My impression was that we inject some randomness intentionally to mimic it, but if you remove that factor you end up with a deterministic chat model.



In addition to Kamshak's note about parallel inference accumulating float errors differently due to order of operations, which makes LLMs theoretically non-deterministic at temperature 0, there is the issue of them being practically non-deterministic as-deployed, not just via temperature but because of inclusion of prior "turns" in context, variations in phrasing of prompts, etc.

It's also "non-deterministic" in the sense that if you removed all sources of non-determinism and asked "What is 1+1?" and received the answer "2" deterministically, that doesn't guarantee a correct answer for "What is 1+2?". Ie a variation in the input isn't correlated in a logical way with a variation in the output, which is somewhat fatal for computer programs, where the goal is to generalize a problem across a range of inputs.


There is also unintentional randomness due to the parallelism in inference (e.g. parallel matmuls added together on the GPU). Since it's multiplying floats every operation has rounding drift that accumulates differently depending on the order of operations. So even at temperature 0 you're not getting deterministic outputs


Because addition and multiplication are not associative with floats ?


The probability distribution over next tokens given previous tokens is deterministic.

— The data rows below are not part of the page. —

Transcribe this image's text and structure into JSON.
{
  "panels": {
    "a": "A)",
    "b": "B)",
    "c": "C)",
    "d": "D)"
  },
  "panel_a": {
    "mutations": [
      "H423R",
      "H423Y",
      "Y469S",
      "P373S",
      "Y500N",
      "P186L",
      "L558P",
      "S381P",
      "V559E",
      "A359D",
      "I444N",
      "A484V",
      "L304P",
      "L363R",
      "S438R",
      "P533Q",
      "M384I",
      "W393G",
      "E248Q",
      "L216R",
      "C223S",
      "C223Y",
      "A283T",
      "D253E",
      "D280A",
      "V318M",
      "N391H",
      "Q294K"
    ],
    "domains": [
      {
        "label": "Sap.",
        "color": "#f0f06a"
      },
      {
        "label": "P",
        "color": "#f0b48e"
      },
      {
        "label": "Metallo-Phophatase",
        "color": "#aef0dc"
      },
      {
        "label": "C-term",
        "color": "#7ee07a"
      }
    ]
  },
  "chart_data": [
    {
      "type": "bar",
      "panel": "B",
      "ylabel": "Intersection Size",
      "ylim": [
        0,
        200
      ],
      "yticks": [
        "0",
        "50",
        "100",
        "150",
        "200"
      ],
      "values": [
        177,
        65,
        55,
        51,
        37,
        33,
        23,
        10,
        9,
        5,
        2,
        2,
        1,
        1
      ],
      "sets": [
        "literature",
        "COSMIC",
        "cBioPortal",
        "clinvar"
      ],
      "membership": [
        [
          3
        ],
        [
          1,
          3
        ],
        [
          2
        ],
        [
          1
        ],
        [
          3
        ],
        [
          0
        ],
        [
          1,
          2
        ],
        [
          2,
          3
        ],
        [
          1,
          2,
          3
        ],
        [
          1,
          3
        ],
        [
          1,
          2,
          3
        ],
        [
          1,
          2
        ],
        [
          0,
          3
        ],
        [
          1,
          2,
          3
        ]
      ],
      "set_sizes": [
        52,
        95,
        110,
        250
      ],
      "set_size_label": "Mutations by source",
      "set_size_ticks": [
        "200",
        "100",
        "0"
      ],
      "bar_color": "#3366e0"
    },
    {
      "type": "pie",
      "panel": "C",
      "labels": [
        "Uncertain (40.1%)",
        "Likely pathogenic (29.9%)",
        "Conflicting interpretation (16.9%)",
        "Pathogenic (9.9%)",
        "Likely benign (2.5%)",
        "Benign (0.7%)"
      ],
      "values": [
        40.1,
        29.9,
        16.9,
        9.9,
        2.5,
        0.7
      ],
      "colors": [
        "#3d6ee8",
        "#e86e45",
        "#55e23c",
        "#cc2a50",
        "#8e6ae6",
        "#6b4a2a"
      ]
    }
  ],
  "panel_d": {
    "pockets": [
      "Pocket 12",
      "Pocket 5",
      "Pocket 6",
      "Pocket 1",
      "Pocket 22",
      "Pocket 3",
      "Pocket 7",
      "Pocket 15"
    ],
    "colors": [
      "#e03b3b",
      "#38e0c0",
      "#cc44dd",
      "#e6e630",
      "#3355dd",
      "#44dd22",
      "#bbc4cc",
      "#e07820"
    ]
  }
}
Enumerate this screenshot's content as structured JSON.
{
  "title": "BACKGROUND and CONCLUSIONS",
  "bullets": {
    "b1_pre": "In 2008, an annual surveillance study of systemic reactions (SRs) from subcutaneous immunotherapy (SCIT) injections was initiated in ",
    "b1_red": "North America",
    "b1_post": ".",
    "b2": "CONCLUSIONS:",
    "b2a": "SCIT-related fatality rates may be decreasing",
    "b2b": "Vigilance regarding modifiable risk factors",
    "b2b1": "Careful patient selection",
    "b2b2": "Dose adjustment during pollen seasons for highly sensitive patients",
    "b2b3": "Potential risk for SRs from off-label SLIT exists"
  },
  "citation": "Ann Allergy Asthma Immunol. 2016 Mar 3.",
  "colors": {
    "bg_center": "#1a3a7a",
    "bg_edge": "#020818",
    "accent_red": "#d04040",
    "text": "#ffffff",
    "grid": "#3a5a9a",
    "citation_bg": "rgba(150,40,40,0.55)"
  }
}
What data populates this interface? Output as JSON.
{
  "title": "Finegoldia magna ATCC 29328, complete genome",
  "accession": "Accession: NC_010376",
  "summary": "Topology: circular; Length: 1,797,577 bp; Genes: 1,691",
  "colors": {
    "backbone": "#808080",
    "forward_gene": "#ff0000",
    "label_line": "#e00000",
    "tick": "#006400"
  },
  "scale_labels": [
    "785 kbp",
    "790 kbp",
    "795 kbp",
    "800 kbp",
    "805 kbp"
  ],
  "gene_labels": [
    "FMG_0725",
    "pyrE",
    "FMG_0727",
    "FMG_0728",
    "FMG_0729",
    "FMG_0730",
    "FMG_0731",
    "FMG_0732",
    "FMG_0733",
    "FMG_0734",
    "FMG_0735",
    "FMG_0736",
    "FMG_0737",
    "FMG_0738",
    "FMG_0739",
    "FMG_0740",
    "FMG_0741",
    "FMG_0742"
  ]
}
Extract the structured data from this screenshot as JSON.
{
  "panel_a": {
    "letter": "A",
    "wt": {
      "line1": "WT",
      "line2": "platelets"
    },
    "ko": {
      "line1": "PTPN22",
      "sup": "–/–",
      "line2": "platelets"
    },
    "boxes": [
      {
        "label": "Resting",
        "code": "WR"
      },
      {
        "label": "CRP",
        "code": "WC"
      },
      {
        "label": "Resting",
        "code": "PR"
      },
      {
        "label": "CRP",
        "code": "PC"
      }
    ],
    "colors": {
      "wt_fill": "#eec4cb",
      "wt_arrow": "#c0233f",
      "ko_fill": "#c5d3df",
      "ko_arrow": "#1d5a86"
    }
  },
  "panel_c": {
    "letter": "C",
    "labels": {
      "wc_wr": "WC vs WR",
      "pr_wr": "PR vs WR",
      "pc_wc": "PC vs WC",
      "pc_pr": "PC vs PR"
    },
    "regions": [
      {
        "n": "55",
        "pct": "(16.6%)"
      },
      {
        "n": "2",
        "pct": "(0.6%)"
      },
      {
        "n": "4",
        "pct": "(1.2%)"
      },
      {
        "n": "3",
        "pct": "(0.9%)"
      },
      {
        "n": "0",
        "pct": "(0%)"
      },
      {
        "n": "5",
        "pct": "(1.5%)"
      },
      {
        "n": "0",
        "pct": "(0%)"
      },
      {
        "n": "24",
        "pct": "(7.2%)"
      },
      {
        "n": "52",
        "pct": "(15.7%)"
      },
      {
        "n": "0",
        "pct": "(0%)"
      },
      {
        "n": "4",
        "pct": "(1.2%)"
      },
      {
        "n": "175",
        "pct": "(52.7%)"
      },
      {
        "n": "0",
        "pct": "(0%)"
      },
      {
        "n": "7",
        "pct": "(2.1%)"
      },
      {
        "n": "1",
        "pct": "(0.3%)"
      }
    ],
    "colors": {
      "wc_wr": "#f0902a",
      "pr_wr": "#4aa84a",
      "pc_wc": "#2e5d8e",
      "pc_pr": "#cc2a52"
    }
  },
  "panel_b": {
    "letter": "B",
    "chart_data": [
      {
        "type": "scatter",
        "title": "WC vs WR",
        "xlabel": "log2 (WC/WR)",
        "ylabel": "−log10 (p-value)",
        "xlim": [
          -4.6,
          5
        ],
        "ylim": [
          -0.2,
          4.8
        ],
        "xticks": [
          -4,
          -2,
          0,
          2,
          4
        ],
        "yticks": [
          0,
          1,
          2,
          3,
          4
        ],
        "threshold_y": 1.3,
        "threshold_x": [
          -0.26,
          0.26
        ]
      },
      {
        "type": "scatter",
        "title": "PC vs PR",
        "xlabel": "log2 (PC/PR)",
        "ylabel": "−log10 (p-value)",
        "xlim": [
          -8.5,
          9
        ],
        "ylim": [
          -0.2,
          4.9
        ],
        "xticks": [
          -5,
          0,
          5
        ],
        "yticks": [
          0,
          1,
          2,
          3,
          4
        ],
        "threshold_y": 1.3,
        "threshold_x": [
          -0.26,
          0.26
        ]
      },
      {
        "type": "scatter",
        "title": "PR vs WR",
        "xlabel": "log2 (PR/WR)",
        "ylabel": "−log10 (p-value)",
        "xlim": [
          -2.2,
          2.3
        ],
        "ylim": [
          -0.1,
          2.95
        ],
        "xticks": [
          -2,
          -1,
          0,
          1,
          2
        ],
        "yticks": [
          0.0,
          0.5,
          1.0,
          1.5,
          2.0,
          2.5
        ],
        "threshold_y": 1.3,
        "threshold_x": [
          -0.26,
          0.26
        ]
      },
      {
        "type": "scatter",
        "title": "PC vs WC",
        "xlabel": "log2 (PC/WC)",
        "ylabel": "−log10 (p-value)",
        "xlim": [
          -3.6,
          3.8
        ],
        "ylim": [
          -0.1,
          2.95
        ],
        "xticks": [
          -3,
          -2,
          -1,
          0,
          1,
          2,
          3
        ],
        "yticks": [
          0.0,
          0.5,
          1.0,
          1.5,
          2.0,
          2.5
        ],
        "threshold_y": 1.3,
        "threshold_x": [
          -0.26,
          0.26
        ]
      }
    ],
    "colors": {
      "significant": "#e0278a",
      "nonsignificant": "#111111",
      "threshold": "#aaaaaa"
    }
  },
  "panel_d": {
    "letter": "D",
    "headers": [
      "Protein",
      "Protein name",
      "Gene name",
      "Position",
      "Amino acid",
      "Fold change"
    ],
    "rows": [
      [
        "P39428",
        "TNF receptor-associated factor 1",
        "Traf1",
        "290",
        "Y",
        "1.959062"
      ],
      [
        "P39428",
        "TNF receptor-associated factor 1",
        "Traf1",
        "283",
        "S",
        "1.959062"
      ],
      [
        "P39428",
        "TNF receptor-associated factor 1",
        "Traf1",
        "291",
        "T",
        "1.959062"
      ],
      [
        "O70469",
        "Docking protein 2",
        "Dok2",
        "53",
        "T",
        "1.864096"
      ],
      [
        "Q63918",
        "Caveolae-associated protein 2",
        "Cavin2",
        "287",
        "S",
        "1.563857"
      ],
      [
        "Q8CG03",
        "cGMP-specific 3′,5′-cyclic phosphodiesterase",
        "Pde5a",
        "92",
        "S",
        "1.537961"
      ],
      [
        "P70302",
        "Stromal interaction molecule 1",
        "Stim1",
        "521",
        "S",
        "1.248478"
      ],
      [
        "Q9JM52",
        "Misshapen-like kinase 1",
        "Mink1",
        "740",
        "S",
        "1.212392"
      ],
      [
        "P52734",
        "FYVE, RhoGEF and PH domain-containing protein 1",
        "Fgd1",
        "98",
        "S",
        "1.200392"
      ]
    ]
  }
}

The sampling algorithm for that distribution is non-deterministic.


And sampling from a (now fixed) distribution can be made deterministic...

So the total generation of text from an LLM can be made fully deterministic. The problem for scientists is that we cant do that in the deployed systems...


You can set the temperature to zero in most APIs, which gives deterministic output. The only problem with that is some models produce inferior results with zero temperature, including lots of slop and AI-isms.